Business Maverick

Business Maverick

China’s Economy Grew 2.3% in 2020, Accelerating Global Rise

A man stretches on the Bund as skyscrapers of the Pudong Lujiazui Financial District stand across the Huangpu River during sunrise in Shanghai, China, on Friday, March 20, 2020. Most of China is now considered low risk and should return to normal work and life, Premier Li Keqiang said at a government meeting on the coronavirus, which is spreading rapidly in Europe, the U.S. and elsewhere. Photographer: Qilai Shen/Bloomberg

China’s economy recovered to pre-pandemic growth rates in the fourth quarter, propelling it to a stronger than expected full-year expansion of 2.3% and making it the only major one to avoid contraction.

Gross domestic product climbed 6.5% in the final quarter from a year earlier, fueled by stronger-than-expected industrial output, the statistics bureau said Monday. Economists surveyed by Bloomberg had predicted 6.2% growth for the quarter and 2.1% for the full year.
Rebound in China

The recovery was aided early on by fiscal and monetary stimulus that boosted investment in infrastructure and real estate. Once China had virus cases under control and factories were able to resume production, growth was spurred by strong overseas consumer demand for Chinese exports, especially medical equipment and work-from-home devices.

Other Key Highlights
  • Industrial output rose 7.3% in December from a year earlier, and 2.8% in 2020
  • Retail sales growth slowed to 4.6% in December from 5% in November. For the whole of 2020 it shrank 3.9%, led by an almost 17% drop in catering and restaurants
  • Fixed-asset investment was 2.9% bigger in 2020 than in 2019
  • The economy expanded 2.6% on a quarter-on-quarter basis in the final three months of the year, down from a revised 3% in the July-September period
  • The jobless rate was 5.2% at the end of December

“The quarter really seems to have shown the economy ended the year on a strong note, manufacturing is doing well,” Cui Li, head of macro research at CCB International Holdings Ltd. in Hong Kong said in an interview with Bloomberg Television. The softer-than-expected retail sales data in December may reflect the cooler weather and the resurgent virus in northern parts of China as some cities enforce new restrictions to control the outbreak.

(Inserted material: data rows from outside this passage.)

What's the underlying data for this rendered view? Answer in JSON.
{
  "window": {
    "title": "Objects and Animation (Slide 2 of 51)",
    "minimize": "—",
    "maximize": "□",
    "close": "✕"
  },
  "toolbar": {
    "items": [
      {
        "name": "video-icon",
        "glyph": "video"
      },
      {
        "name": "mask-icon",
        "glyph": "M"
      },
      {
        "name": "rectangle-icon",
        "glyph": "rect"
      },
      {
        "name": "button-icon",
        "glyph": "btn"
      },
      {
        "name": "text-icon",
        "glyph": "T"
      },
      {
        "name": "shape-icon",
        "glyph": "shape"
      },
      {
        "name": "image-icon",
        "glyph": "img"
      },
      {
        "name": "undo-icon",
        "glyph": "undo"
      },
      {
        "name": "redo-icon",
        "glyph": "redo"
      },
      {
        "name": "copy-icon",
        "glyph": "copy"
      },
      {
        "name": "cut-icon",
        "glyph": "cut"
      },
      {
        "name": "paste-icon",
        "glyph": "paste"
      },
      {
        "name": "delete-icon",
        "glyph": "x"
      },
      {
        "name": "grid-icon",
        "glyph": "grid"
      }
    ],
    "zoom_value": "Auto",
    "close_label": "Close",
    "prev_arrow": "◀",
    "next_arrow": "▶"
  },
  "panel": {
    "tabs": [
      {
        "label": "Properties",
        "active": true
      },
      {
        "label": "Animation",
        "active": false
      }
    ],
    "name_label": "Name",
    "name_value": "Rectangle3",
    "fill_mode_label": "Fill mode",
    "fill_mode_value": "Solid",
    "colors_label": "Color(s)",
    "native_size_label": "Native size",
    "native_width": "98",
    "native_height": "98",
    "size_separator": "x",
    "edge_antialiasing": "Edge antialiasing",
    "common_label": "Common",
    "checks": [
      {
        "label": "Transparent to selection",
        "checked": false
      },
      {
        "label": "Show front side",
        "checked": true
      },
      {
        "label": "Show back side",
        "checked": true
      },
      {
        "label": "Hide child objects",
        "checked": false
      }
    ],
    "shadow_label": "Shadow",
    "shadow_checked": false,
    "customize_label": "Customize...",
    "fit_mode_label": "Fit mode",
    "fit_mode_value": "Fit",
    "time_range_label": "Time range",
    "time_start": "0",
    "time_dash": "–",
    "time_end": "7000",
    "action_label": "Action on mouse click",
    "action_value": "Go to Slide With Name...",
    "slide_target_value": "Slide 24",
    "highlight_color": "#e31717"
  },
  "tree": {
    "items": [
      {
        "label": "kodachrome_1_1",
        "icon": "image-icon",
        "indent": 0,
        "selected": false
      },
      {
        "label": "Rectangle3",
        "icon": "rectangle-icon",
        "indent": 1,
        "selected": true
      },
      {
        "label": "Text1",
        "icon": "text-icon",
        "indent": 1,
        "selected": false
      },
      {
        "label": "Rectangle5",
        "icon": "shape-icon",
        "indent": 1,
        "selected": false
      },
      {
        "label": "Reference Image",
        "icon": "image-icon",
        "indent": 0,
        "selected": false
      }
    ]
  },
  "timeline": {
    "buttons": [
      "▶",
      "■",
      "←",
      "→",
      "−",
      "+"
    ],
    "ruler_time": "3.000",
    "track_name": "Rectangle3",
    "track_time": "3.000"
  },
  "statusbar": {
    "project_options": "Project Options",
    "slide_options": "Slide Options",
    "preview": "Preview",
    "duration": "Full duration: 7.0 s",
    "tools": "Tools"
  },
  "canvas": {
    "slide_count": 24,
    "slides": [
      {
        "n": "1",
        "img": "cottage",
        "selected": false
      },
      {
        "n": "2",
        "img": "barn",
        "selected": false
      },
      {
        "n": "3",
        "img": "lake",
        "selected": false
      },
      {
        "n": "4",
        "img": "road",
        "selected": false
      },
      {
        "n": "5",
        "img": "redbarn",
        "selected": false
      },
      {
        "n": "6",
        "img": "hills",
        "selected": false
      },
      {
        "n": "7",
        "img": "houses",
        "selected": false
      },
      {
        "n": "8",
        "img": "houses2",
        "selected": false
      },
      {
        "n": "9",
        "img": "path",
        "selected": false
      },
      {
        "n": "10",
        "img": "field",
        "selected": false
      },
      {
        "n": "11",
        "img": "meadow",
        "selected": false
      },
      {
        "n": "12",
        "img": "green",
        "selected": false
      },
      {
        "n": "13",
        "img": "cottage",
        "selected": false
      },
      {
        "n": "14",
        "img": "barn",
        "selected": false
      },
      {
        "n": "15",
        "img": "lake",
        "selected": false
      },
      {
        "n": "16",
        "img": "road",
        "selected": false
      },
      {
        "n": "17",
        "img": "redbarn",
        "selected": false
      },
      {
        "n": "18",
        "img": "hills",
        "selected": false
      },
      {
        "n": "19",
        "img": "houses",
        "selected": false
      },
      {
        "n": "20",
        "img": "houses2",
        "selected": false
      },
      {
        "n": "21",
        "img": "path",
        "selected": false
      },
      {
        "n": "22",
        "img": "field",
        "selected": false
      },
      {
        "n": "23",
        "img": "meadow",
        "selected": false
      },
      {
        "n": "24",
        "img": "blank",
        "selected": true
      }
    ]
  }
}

The onshore yuan strengthened as much as 0.06% to 6.4779 versus the dollar after the release of GDP growth figures, while the ChiNext Index of small caps gained 1.6%. The yield on the most actively traded contract of 10-year government bonds gained 2 basis points to 3.165%, set for the highest in two weeks.

What Bloomberg Economics Says…

“The Chinese economy accelerated to a strong finish to 2020, though challenges at the start of 2021 could put a damper on growth.”

Data for December suggests that the gap between demand and supply is opening up again, and this may reflect the impact on consumption from recent viral outbreaks.

— Chang Shu, chief Asia economist

For the full note, click here.

Emerging from the pandemic larger than when it started is a capstone to a dramatic year for the world’s second-largest economy, which began 2020 with a historic first-quarter slump when the coronavirus lockdowns brought most activity to a halt.

With global output likely contracting 4.2% last year, China’s gains mean it increased its share of the world economy to 14.5%, according to World Bank estimates, compared with 22% for the U.S. Based on projections from the International Monetary Fund, China will now overtake the U.S. by 2028, two years earlier than previously predicted, according to Nomura Holdings Inc.

Economists expect China’s GDP will expand 8.2% this year, continuing to outpace global peers, even as other large economies begin to recover with vaccines being rolled out.

Full Steam Ahead

The ongoing recovery in 2021 will depend on whether China can prevent a large-scale spread of virus infections, and on whether it can pass the baton of spending from local governments and large state companies to smaller businesses and consumers. Household spending and investment by manufacturing companies has lagged overall growth in 2020.

An increasingly tense trade relationship with the U.S. could also weigh on the outlook. In his final weeks in office, President Donald Trump has tightened restrictions on Chinese businesses to curb the nation’s dominance in high-tech industries, roiling financial markets. It’s still unclear how the incoming administration under Joe Biden will navigate those issues.

Global demand for Chinese-made goods is expected to remain strong as the pandemic continues to keep large parts of the world’s population locked down. Already the top exporter, the value of China’s goods shipments increased 3.6% in 2020, according to official data. Imports declined 1.1%, resulting in a $535 billion annual trade surplus, the highest since 2015.

The fiscal and monetary stimulus to support the economy through the pandemic has been accompanied by a surge in debt, a development that authorities are now seeking to address as the recovery takes hold. At a December meeting to lay out economic goals for 2021, the ruling Communist Party signaled that stimulus would be gradually withdrawn, although it would avoid any “sharp turns” in policy.